There are different types of cloud providers like infra-structure cloud providers (Amazon, Google), application cloud providers (Salesforce), storage cloud providers (Amazon, Nirvanix) etc. So, the key question is, is there a once size fits all type of back end cloud storage architecture for all of these different types of clouds? Is it cost effective for the cloud provider to always use a shared-nothing (where storage is directly attached to each of the nodes) architecture for content depot type of applications? Is it always cost effective for the cloud provider to always make keep 3 copies of every data item? There are certain non-technical reasons that have clouded (no pun intended) the thinking process and I would like to first articulate them before providing some technical analysis.
·
Don’t use Google and Amazon’s technical solutions as the reference architecture: One thing I have noticed is that many other companies are trying to mimic the Google file system architecture. It is important to note that Google and Amazon’s business model gives them the luxury of storing 3 copies of data. Similarly, since they anyway themselves have high computation needs for their internal map-reduce applications, they are able to leverage that and have smaller CPU to disk ratios for the nodes in their cluster.
·
High cost does not mean bad architecture: The higher cost of the solutions being offered by traditional storage controller vendors does not mean that their storage architecture is flawed? The business models of these companies prevent them from flooring the prices of their boxes but fundamentally these storage boxes are also made out of commodity components, and thus, their COGs are not that high. Thus, many of the cloud providers are getting away with storing 3 copies of data and in some cases having few disks behind lowly utilized CPUs because the total cost of the solution is still less than what they would have to pay to a storage controller vendor.

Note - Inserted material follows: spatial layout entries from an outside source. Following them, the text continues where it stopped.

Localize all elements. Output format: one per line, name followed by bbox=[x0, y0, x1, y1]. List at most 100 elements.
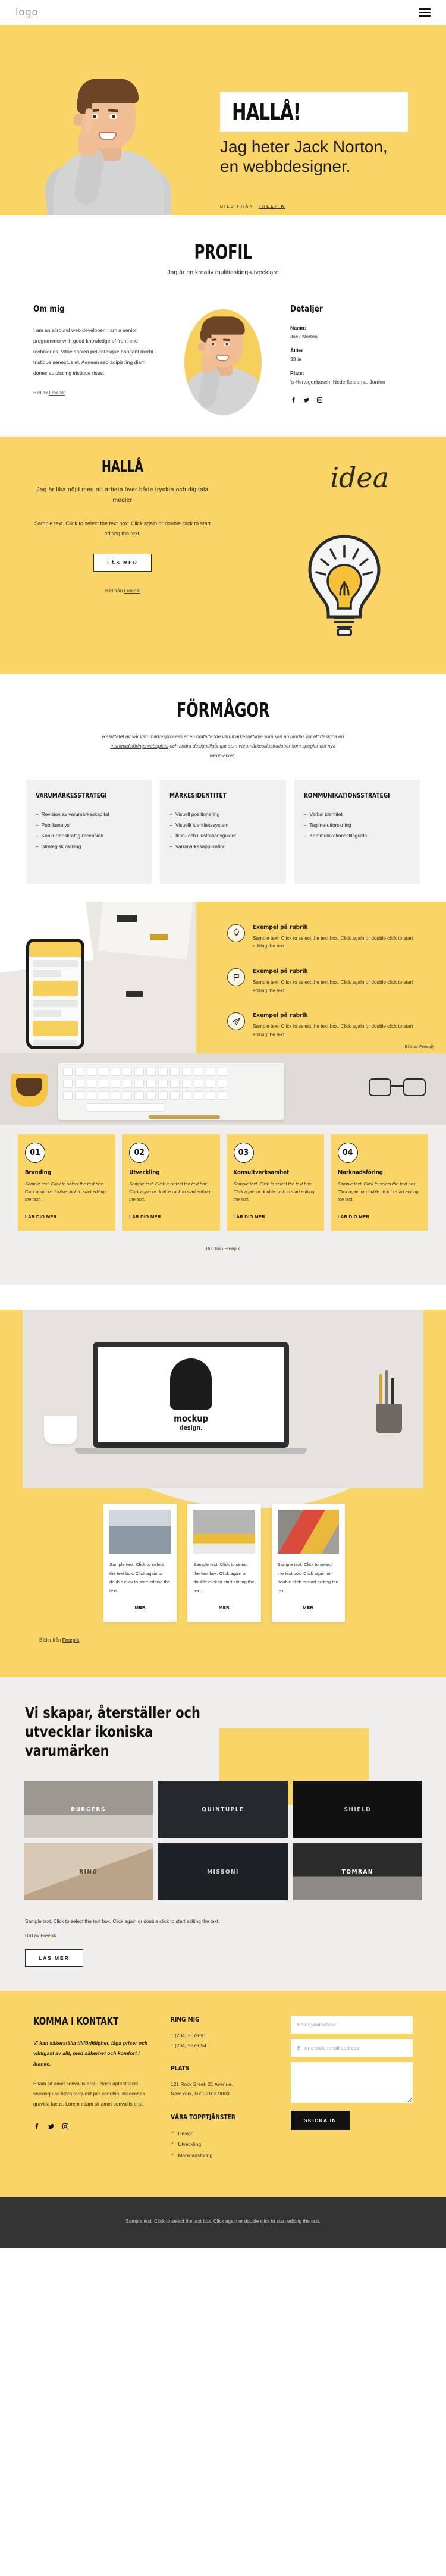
details-heading: Detaljer bbox=[290, 303, 323, 314]
brand-tile[interactable]: RING bbox=[24, 1843, 153, 1901]
step-text: Sample text. Click to select the text bo… bbox=[233, 1181, 315, 1203]
brand-tile-label: SHIELD bbox=[344, 1806, 372, 1813]
service-item: ✓ Design bbox=[171, 2128, 275, 2139]
credit-link[interactable]: Freepik bbox=[49, 390, 65, 396]
skills-subtitle-a: Resultatet av vår varumärkesprocess är e… bbox=[102, 734, 344, 739]
step-text: Sample text. Click to select the text bo… bbox=[25, 1181, 106, 1203]
skill-item: – Visuellt identitetssystem bbox=[169, 820, 276, 830]
skill-card-heading: VARUMÄRKESSTRATEGI bbox=[36, 791, 107, 799]
brand-tile[interactable]: QUINTUPLE bbox=[158, 1781, 288, 1838]
about-text: I am an allround web developer. I am a s… bbox=[33, 327, 153, 376]
hello-lead: Jag är lika nöjd med att arbeta över båd… bbox=[36, 487, 209, 504]
skill-item-label: Revision av varumärkeskapital bbox=[41, 811, 109, 817]
brands-section: Vi skapar, återställer och utvecklar iko… bbox=[0, 1677, 446, 1991]
feature-title: Exempel på rubrik bbox=[253, 968, 308, 975]
skills-subtitle-link[interactable]: marknadsföringswebbplats bbox=[111, 743, 168, 749]
feature-text: Sample text. Click to select the text bo… bbox=[253, 1024, 413, 1037]
twitter-icon[interactable] bbox=[48, 2122, 55, 2133]
gallery-card-text: Sample text. Click to select the text bo… bbox=[109, 1562, 171, 1593]
features-image-credit: Bild av Freepik bbox=[404, 1044, 434, 1049]
credit-prefix: BILD FRÅN bbox=[220, 205, 254, 209]
email-input[interactable] bbox=[290, 2039, 413, 2057]
burger-line bbox=[419, 11, 431, 14]
credit-prefix: Bilder från bbox=[39, 1637, 62, 1643]
lightbulb-icon bbox=[300, 531, 389, 638]
gallery-card: Sample text. Click to select the text bo… bbox=[187, 1504, 261, 1623]
step-link[interactable]: LÄR DIG MER bbox=[25, 1214, 57, 1219]
burger-line bbox=[419, 15, 431, 17]
skill-item-label: Kommunikationsstilsguide bbox=[309, 833, 368, 839]
dash-bullet: – bbox=[169, 811, 172, 817]
step-card: 04 Marknadsföring Sample text. Click to … bbox=[330, 1134, 428, 1231]
brands-cta-button[interactable]: LÄS MER bbox=[25, 1949, 83, 1968]
hamburger-icon[interactable] bbox=[419, 8, 431, 17]
gallery-card-button[interactable]: MER bbox=[193, 1605, 255, 1610]
brand-tile[interactable]: TOMRAN bbox=[293, 1843, 422, 1901]
gallery-card-button[interactable]: MER bbox=[109, 1605, 171, 1610]
facebook-icon[interactable] bbox=[290, 396, 297, 406]
contact-intro-column: KOMMA I KONTAKT Vi kan säkerställa tillf… bbox=[33, 2016, 155, 2161]
steps-section: 01 Branding Sample text. Click to select… bbox=[0, 1053, 446, 1285]
gallery-card-button[interactable]: MER bbox=[278, 1605, 339, 1610]
twitter-icon[interactable] bbox=[303, 396, 310, 406]
feature-text: Sample text. Click to select the text bo… bbox=[253, 980, 413, 993]
credit-link[interactable]: Freepik bbox=[124, 588, 140, 594]
footer-text: Sample text. Click to select the text bo… bbox=[125, 2219, 321, 2224]
landing-page: logo HALLÅ! Jag heter Jack Norton, en we… bbox=[0, 0, 446, 2248]
contact-heading: KOMMA I KONTAKT bbox=[33, 2016, 119, 2028]
address-line-1: 121 Rock Sreet, 21 Avenue, bbox=[171, 2081, 233, 2087]
submit-button[interactable]: SKICKA IN bbox=[290, 2111, 350, 2131]
step-link[interactable]: LÄR DIG MER bbox=[338, 1214, 370, 1219]
dash-bullet: – bbox=[36, 822, 39, 829]
contact-section: KOMMA I KONTAKT Vi kan säkerställa tillf… bbox=[0, 1991, 446, 2197]
skills-subtitle: Resultatet av vår varumärkesprocess är e… bbox=[98, 732, 348, 761]
skill-card: KOMMUNIKATIONSSTRATEGI – Verbal identitet… bbox=[294, 779, 420, 884]
dash-bullet: – bbox=[303, 833, 307, 839]
message-textarea[interactable] bbox=[290, 2062, 413, 2103]
laptop-photo-image: mockup design. bbox=[23, 1310, 423, 1489]
skill-item-label: Varumärkesapplikation bbox=[175, 843, 226, 850]
brand-tile[interactable]: SHIELD bbox=[293, 1781, 422, 1838]
name-input[interactable] bbox=[290, 2016, 413, 2034]
credit-prefix: Bild från bbox=[206, 1246, 225, 1252]
services-heading: VÅRA TOPPTJÄNSTER bbox=[171, 2113, 235, 2121]
dash-bullet: – bbox=[169, 843, 172, 850]
credit-link[interactable]: FREEPIK bbox=[259, 205, 285, 209]
credit-link[interactable]: Freepik bbox=[62, 1637, 79, 1643]
instagram-icon[interactable] bbox=[316, 396, 323, 406]
site-footer: Sample text. Click to select the text bo… bbox=[0, 2197, 446, 2248]
credit-prefix: Bild av bbox=[404, 1043, 419, 1049]
feature-text: Sample text. Click to select the text bo… bbox=[253, 935, 413, 949]
address-line-2: New York, NY 92103-9000 bbox=[171, 2091, 230, 2097]
skill-item: – Tagline-utforskning bbox=[304, 820, 410, 830]
brand-tile-label: QUINTUPLE bbox=[202, 1806, 244, 1813]
step-link[interactable]: LÄR DIG MER bbox=[234, 1214, 266, 1219]
facebook-icon[interactable] bbox=[33, 2122, 40, 2133]
about-heading: Om mig bbox=[33, 303, 65, 314]
skill-item: – Strategisk riktning bbox=[36, 841, 142, 852]
gallery-card: Sample text. Click to select the text bo… bbox=[103, 1504, 177, 1623]
hero-image-credit: BILD FRÅN FREEPIK bbox=[220, 205, 285, 209]
credit-link[interactable]: Freepik bbox=[40, 1933, 56, 1938]
detail-key-place: Plats: bbox=[290, 370, 304, 376]
coffee-cup bbox=[11, 1073, 48, 1107]
hello-image-credit: Bild från Freepik bbox=[33, 588, 212, 594]
step-text: Sample text. Click to select the text bo… bbox=[337, 1181, 419, 1203]
brand-tile[interactable]: MISSONI bbox=[158, 1843, 288, 1901]
brand-tile[interactable]: BURGERS bbox=[24, 1781, 153, 1838]
dash-bullet: – bbox=[303, 822, 307, 829]
logo[interactable]: logo bbox=[15, 7, 38, 18]
service-item: ✓ Marknadsföring bbox=[171, 2150, 275, 2161]
credit-link[interactable]: Freepik bbox=[224, 1246, 240, 1251]
credit-link[interactable]: Freepik bbox=[419, 1044, 434, 1049]
step-number: 01 bbox=[25, 1142, 45, 1163]
place-heading: PLATS bbox=[171, 2064, 190, 2072]
instagram-icon[interactable] bbox=[62, 2122, 69, 2133]
desk-keyboard-image bbox=[0, 1053, 446, 1125]
avatar bbox=[184, 309, 262, 415]
step-link[interactable]: LÄR DIG MER bbox=[129, 1214, 161, 1219]
contact-info-column: RING MIG 1 (234) 567-891 1 (234) 987-654… bbox=[171, 2016, 275, 2161]
skill-item: – Kommunikationsstilsguide bbox=[304, 830, 410, 841]
dash-bullet: – bbox=[169, 833, 172, 839]
hello-cta-button[interactable]: LÄS MER bbox=[93, 554, 152, 572]
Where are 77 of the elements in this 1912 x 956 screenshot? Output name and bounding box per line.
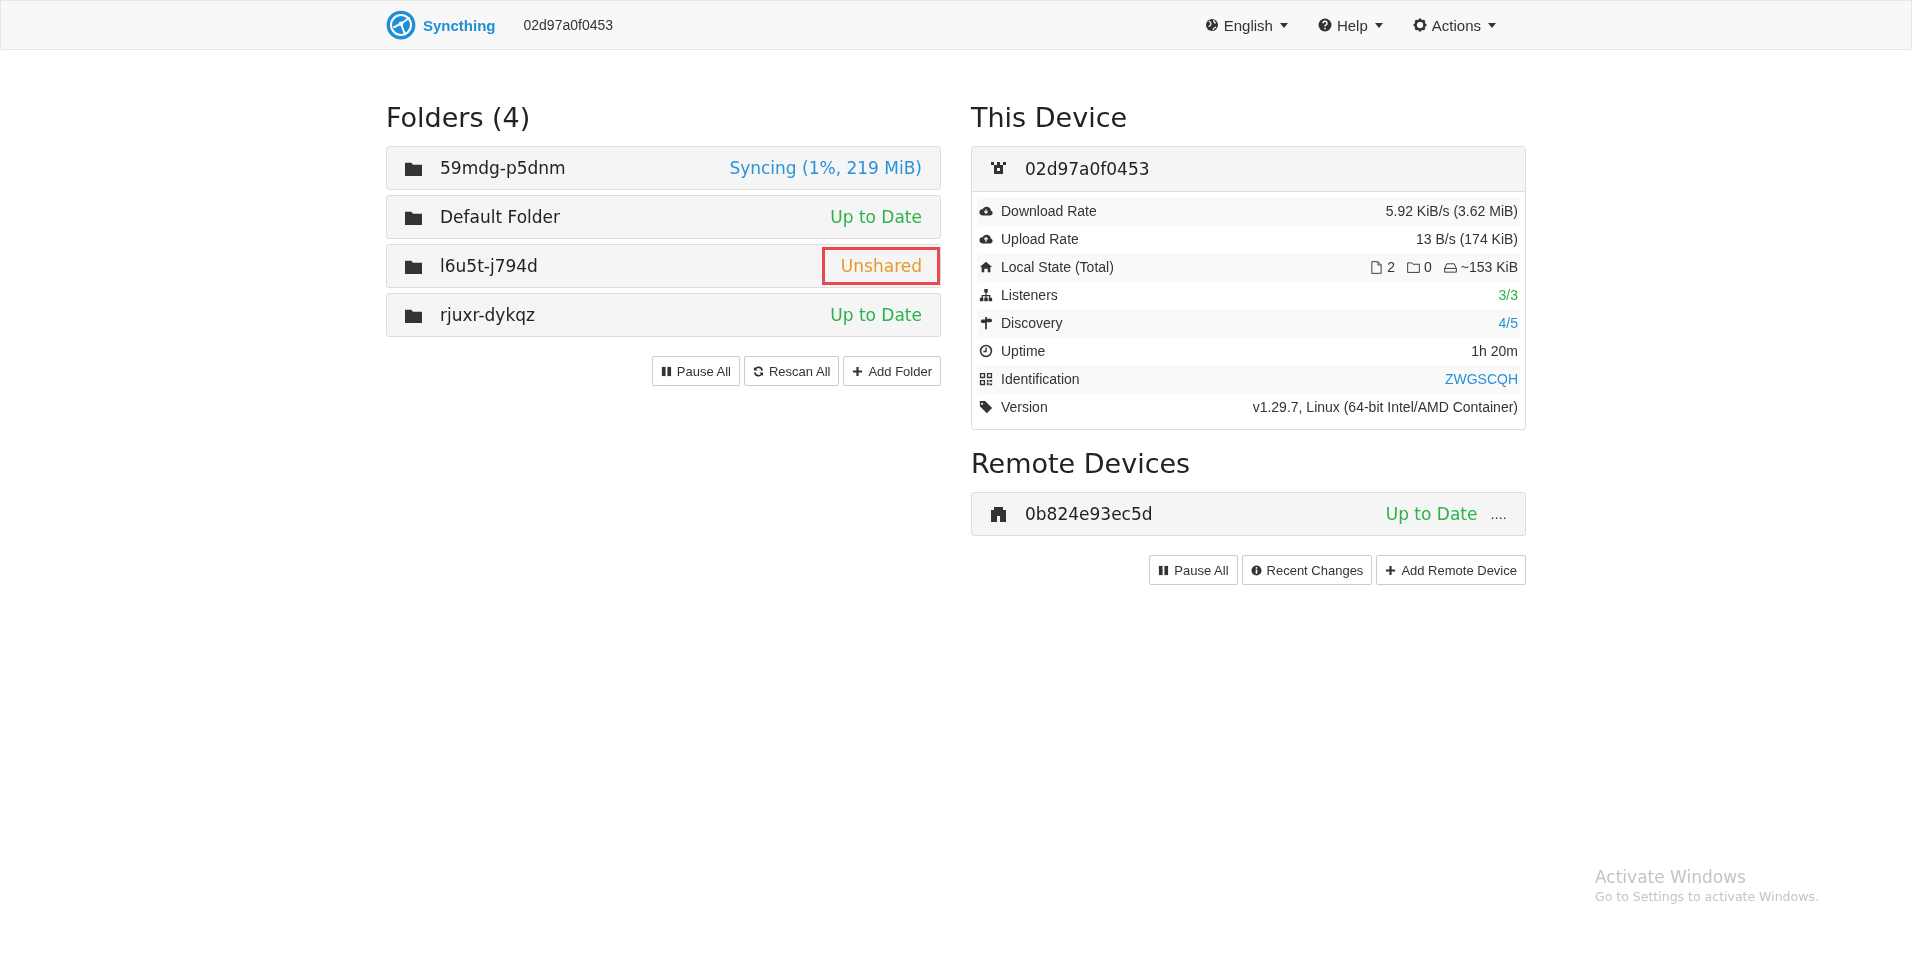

So, from a technical standpoint (wrt space efficiency, CPU utilization etc), I don’t think one architecture is optimum for all types of workloads and cloud deployments. Let me briefly articulate the different types of requirements:
·
Map-Reduce Applications: In these applications the CPU processing and memory needs of an application scales evenly along with the storage needs of the application. Thus, a shared-nothing architecture (with light-weight nodes with respect to number of disks attached to a node) makes sense because the CPUs are being kept busy, and also by having the storage local to the processing node one cuts down on network utilization.
·
Content Depot Applications: In these applications objects (content) is stored into repositories. There are archival content depots (write once and read maybe) and active content depots (write once and read frequently). These applications warrant heavy-weight storage nodes. That is there are thousands of disks behind a CPU complex to keep the CPU busy.
Thus, there is no single type of architecture that is appropriate for both of these workload types. Even with the emergence of flash, the light-weight shared-nothing cluster model is not useful if the application is not IOPs intensive. That is, flash is a good replacement for disks if the workload is random IOPs intensive. Otherwise, if one just wants capacity for content depots, then heavy-weight cluster nodes with thousands of disks is still the way to go.
In conclusion, I have the following different technical recommendations for different folks:
·
Cloud Providers: At the end of the day, if you use a single type of cloud storage architecture for all different types of workloads, then you will have inefficient deployments. There will be other hungrier cloud providers who will be willing to have different types of storage deployments for different workloads to gain better resource efficiencies, and thus, will be able to provide better pricing to their customers.
·
Storage Vendors: It is important for storage vendors to be adaptive and provide storage solutions for both types of workloads. They need to provide cheap and deep solutions for content depot type of workloads, and they need to provide a distributed shared-nothing storage solution that can scale to thousands of nodes for the map-reduce type of environments (if they want to be the provider for those types of applications also).